Versailles was a bewildering mix of idealism and realism. The pact included fear of German power and popular thirst for revenge, but sometimes Versailles simply reflected what was possible in a complicated world.
The idealism came mostly from U.S. President Woodrow Wilson and his Fourteen Points, a sweeping vision to create a demilitarized, decolonized, open-border, free-trade, and multilateral world managed rationally by the League of Nations.
But Wilson’s grand agenda also included a healthy dose of American self-interest or realism. Decolonization, for example, would implement self-determination, one of Wilson’s cherished principles, but it was also good for business because former colonies would be open for American trade. The big joke has always been French Premier Georges Clemenceau’s quip that “God gave us the Ten Commandments and we broke them. Wilson gives us the Fourteen Points. We shall see.” So much for idealism.
Worldly realism and Clemenceau’s skepticism notwithstanding, Versailles has always been associated with the Fourteen Points and idealism. Given this, Brethren might take this moment to ask if Versailles actually achieved anything that approached idealism and, more broadly, whether Brethren can ever look to the nation to promote their values around the world.
In the end, Versailles contained only a partial implementation of Wilsonian principles. True, Wilson’s self-determination spawned new eastern European nations, and the League of Nations was a step forward in multilateral cooperation. Also, Versailles nudged along decolonization. Although the colonies of defeated nations went to the victors, rather than achieve independence, in theory the League of Nations was the ultimate authority in these new arrangements.
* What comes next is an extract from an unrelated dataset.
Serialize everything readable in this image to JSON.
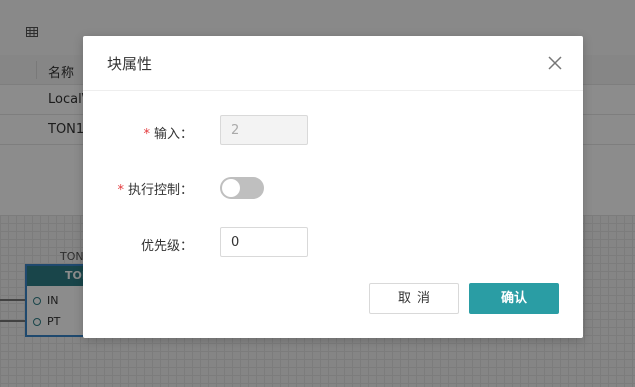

In the long run, this helped undermine imperialism.
Yet, hard-boiled realism often appeared. Self-determination was only applied when it benefitted the allies. Defeated powers lost their colonies but the victorious kept theirs. The losers were forced to demilitarize but not the winners. Perhaps most embarrassing was the failure to approve a proposed clause that endorsed racial equality.
For Brethren, then, the lesson of Versailles is that governments struggle to implement Brethren-oriented or idealistic foreign policy. No wonder; governments are secular. No knock on the Department of State. It simply is accountable to a different power than the church, and, as such, will operate in a different way.
Put another way, the government is part of the popular culture. It draws sustenance, as it should, from the same source as popular music, popular entertainment, and popular advertising. Do these behaviors show strong Christian influence? Think about the intellectual level of election campaigns. While popular politics might make for effective government and a strong democracy, it is not the generally accepted path to a more Christian life.
Foggy Bottom, therefore, is part of the world. Hopefully, Brethren across the ideological spectrum will still agree, at least in theory, that for all the flaws of the church, religious is better than secular.

The Versailles system, part of the world, was short-lived. Twenty years later the world went back to war, this time even worse. The lesson is that Brethren looking for hope in government and its foreign policy will find occasional encouragement but mostly a disappointment, as always happens when they rely on the world.